Three days ago, it turned out, even the mental atmosphere of the real thing was simulated. It was three days ago, May 2, that Shepard was originally scheduled to be launched. The weather made it a doubtful proposition, but they went ahead with the countdown, and Shepard had dinner in crew quarters the night before the flight, with much comradely banter, and Dr. Douglas tiptoed into his room the next morning and woke him up, and then he had the pre-launch breakfast, steak wrapped in bacon, plus eggs—in fact, Shepard went through everything, right up to the point where he would have climbed into the van and ridden out to the rocket, in the belief that this just might be it. Then the launch was postponed because of bad weather. Only at this point did NASA finally reveal that it was Shepard who had been assigned to the flight and was suited up and waiting behind the door in Hangar S. So Shepard had even been through the actual feeling of… this is the day . But no one had ever seriously envisioned the problem he now faced.

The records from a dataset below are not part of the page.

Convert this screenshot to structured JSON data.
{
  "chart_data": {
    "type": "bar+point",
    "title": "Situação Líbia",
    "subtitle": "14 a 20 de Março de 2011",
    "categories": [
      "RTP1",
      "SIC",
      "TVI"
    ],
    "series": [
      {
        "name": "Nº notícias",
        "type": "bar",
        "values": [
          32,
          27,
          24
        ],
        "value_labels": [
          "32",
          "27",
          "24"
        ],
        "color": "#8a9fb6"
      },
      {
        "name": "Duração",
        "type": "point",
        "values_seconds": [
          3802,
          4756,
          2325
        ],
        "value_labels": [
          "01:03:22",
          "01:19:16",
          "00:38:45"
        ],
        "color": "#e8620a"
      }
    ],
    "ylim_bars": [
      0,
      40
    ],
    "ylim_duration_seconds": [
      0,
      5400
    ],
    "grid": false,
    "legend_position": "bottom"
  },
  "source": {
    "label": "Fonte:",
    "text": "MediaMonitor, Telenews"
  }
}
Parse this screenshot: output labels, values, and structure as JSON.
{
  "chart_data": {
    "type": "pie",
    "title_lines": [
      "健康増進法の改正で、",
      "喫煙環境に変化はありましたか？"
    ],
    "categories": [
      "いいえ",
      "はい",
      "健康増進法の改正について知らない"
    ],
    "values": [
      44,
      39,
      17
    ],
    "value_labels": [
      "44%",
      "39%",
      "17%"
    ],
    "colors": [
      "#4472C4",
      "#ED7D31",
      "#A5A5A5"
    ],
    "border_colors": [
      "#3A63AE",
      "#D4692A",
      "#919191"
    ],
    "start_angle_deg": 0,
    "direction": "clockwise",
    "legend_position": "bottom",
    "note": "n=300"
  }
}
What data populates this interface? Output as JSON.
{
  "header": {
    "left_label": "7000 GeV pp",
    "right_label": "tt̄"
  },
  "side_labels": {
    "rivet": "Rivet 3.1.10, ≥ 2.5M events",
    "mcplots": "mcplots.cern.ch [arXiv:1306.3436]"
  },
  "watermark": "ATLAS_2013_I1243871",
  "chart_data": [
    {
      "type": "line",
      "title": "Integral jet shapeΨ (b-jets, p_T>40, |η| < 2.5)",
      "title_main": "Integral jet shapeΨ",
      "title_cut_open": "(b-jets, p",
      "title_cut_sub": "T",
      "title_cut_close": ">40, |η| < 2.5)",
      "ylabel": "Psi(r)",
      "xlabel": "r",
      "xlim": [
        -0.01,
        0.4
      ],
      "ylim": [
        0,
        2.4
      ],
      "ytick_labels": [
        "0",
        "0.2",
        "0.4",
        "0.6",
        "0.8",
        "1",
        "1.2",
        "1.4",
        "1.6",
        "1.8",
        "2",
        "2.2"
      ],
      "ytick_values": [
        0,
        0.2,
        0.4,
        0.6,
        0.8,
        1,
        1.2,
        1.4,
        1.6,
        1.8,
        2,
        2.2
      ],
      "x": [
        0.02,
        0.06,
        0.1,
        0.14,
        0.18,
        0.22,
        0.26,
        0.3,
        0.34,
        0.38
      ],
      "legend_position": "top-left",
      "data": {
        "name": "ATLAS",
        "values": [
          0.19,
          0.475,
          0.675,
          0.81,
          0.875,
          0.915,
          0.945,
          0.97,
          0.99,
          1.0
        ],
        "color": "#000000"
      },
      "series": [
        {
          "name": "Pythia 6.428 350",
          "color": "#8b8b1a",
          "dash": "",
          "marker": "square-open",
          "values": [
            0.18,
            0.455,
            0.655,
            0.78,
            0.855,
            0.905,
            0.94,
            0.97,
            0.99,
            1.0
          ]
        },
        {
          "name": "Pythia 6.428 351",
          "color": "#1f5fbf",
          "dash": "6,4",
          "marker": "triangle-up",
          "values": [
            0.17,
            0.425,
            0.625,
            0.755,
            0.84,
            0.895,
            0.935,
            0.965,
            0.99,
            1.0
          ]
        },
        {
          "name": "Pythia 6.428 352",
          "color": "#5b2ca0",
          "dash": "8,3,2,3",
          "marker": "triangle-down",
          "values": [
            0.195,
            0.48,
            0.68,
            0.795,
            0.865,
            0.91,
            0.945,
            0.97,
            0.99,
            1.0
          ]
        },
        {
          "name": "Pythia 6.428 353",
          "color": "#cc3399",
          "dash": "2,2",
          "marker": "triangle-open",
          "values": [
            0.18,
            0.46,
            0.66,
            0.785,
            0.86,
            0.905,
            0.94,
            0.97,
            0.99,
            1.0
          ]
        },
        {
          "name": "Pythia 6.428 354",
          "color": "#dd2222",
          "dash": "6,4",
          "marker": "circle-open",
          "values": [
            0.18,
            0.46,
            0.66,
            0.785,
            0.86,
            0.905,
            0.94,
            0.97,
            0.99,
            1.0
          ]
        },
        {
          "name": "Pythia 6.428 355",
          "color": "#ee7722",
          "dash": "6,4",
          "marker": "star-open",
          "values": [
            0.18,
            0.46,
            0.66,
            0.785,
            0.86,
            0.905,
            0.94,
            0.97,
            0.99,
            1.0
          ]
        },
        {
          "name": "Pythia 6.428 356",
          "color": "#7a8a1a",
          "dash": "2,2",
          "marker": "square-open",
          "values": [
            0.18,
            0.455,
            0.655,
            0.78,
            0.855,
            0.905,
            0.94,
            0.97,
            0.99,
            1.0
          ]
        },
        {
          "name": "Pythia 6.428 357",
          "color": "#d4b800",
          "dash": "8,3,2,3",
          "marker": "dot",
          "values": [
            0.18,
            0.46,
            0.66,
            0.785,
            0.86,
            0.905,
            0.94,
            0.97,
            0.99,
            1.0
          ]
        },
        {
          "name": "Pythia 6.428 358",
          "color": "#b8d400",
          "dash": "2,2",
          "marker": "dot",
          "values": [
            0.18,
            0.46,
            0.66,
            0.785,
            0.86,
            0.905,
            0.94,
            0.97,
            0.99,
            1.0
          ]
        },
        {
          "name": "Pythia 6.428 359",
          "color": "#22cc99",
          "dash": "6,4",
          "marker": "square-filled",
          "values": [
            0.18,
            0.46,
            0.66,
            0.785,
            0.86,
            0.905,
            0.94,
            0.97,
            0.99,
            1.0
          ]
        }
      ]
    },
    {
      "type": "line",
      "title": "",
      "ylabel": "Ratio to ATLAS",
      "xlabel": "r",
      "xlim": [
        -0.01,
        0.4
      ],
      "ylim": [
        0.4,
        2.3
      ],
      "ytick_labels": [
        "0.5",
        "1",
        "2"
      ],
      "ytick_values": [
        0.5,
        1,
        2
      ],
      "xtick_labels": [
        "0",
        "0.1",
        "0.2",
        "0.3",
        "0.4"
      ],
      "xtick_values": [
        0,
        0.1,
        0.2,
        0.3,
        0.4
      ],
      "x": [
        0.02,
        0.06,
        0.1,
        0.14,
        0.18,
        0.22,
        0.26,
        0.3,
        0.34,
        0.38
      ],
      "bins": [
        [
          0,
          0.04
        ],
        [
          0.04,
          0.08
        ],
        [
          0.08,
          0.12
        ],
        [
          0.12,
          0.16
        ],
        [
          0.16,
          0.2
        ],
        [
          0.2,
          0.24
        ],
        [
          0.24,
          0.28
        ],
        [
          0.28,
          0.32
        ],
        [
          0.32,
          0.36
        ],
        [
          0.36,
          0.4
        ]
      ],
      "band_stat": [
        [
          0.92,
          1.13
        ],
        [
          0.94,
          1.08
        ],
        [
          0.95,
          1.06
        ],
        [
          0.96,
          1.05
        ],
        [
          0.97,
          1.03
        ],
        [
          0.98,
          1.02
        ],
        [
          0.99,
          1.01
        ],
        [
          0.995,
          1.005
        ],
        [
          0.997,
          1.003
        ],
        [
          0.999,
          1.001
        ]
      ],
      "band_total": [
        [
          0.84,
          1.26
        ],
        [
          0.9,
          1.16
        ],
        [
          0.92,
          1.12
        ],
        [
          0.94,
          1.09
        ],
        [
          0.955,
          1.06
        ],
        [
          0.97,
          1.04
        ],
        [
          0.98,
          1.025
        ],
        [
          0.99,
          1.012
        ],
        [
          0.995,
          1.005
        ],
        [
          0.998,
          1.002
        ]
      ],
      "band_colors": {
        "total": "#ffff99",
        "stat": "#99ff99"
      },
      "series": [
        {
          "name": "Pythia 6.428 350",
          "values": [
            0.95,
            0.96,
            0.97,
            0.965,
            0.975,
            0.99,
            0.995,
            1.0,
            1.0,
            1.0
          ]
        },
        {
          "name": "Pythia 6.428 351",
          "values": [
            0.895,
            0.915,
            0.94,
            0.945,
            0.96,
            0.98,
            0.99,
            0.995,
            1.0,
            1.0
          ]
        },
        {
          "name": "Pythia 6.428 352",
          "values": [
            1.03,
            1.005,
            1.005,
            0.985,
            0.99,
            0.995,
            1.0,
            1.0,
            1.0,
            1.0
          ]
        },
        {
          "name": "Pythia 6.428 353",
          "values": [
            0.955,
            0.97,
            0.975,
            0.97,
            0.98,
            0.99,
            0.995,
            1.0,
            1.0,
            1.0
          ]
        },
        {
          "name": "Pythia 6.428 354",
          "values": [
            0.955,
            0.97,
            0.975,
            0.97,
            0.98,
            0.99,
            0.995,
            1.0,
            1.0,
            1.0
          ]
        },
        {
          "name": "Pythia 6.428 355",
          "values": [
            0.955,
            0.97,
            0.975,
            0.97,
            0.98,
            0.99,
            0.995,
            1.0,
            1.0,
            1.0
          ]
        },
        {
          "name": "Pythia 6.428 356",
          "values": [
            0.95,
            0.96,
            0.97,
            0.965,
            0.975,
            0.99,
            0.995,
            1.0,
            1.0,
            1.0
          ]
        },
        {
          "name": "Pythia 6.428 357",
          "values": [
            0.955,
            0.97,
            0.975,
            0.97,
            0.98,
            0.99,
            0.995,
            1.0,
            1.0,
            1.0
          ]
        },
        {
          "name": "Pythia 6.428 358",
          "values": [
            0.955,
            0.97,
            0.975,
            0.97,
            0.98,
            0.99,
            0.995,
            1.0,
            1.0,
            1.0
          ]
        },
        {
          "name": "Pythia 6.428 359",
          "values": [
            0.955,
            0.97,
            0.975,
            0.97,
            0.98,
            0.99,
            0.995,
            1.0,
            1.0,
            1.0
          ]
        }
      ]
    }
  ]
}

There was no easy way out when one's bladder kept getting larger and the capsule kept getting smaller. The dimensions of this little pod had been kept as tight as possible in order to hold down the weight. Once the various tanks, tubes, electrical circuits, instrument panels, radio hookups, and so on, were crammed in, along with the astronaut's emergency parachute, the space left over was not much more than a holster you could slip two legs and a torso into, with a tiny bit of room remaining for arms. The word they used, insertion , was not far off. The seat was literally a mold of Shepard's back and legs. They had packed the plaster right onto his body up at Langley Field. He was now in his seat, but resting on his back. It was as if a man were sitting in a very small sports car that had been upended so that it pointed straight up at the sky. In the rehearsals Shepard had reached the point where he could slip into his slot with one continuous series of moves. But this time, for the real thing, he had on a new pair of white boots, and the boot slipped on the armrest of the couch when he was snaking his right leg up into the capsule. That threw him off, and he wound up with everything inside except his left arm. The capsule was so small that getting his left arm inside became a terrific operation, with him wrenching this way and that and crewmen out on the gantry offering advice. Now he was so jammed in that the cuff on his right wrist, where his glove joined the sleeve of the pressure suit, kept catching on the parachute. He looked at the parachute and all of a sudden wondered what good it was. Technicians were craning in and fastening him to the couch with knee straps and a lap belt and a chest strap and screwing hoses to his pressure suit to maintain the pressure and control the temperature and wiring up leads for the biomedical sensors and the radio hookup and attaching and sealing a hose to the face plate of his helmet, for oxygen. In all likelihood, if he ever needed the parachute, he'd be a hole in the ground before he could get all these rigs undone. Then they closed the hatch, and he could feel his heartbeat quicken. But it soon subsided, and he was stuffed into this little thimble, lying on his back, practically immobile, with his legs jack-knifed.